Our first proposed topic model enriches text documents with collapsed typed dependency relations to effectively acquire syntactic and semantic dependencies between consecutive and nonconsecutive words of text documents. This representation has several benefits. It captures relations between consecutive and nonconsecutive words of text documents. In addition, the labels of the collapsed typed dependency relations help to eliminate less important relations, i.e., relations involving prepositions. Moreover, in this thesis, we introduced a method to enforce topic similarity to conceptually similar words. As a result, this algorithm leads to more coherent topic distribution over words.

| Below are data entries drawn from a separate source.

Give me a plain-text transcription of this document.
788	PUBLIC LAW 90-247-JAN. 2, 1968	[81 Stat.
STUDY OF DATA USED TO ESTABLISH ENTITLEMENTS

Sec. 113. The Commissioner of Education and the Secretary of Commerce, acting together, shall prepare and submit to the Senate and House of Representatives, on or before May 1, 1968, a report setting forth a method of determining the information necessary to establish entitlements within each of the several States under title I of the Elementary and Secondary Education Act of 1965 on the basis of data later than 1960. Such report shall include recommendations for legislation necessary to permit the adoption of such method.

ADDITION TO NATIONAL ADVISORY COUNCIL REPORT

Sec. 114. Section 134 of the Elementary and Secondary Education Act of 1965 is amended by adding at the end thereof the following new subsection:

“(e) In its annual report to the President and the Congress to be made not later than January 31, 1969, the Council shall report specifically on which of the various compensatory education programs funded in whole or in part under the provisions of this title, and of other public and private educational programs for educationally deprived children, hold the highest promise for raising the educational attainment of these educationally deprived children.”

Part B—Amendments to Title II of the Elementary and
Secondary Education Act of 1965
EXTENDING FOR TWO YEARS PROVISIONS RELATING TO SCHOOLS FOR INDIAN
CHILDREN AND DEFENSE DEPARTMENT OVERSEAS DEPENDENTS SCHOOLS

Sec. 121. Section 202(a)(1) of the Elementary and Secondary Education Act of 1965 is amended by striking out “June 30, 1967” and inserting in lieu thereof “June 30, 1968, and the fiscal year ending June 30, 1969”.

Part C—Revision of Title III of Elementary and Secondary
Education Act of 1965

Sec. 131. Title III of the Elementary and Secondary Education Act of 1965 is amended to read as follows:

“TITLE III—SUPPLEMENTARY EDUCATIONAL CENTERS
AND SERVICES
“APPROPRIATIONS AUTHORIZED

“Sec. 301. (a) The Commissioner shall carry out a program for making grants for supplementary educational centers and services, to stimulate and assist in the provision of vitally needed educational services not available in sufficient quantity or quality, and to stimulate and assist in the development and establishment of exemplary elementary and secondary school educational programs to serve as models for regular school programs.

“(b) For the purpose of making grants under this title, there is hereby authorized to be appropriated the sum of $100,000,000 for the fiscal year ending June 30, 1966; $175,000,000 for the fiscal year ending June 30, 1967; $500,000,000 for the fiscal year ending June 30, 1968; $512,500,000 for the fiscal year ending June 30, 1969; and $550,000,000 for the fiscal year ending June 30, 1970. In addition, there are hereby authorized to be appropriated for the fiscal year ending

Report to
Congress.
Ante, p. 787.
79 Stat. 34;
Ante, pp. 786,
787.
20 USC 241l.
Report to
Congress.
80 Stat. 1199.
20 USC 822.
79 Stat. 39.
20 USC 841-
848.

Our second and third proposed generative topic models incorporate term importance into latent topic variables by boosting the probability of important terms and consequently decreasing the probability of less important terms to better reflect the themes of documents. In essence, we assign weights to terms by employing corpus-level and document-level approaches. We incorporate term importance using a nonuniform base measure for an asymmetric prior over topic term distributions in the LDA framework. This leads to better estimates for important terms that occur less frequently in documents. Experimental studies have been conducted to show the effectiveness of our work across a variety of text mining applications.
Furthermore, we employ our topic models to build a personalized content-based news recommender system. Our proposed recommender system eases reading and navigation through online newspapers. In essence, the recommender system acts as filters, delivering only news articles that can be considered relevant to a user. This recommender system has been used by The Globe and Mail, a company that offers most authoritative news in Canada, featuring national and international news.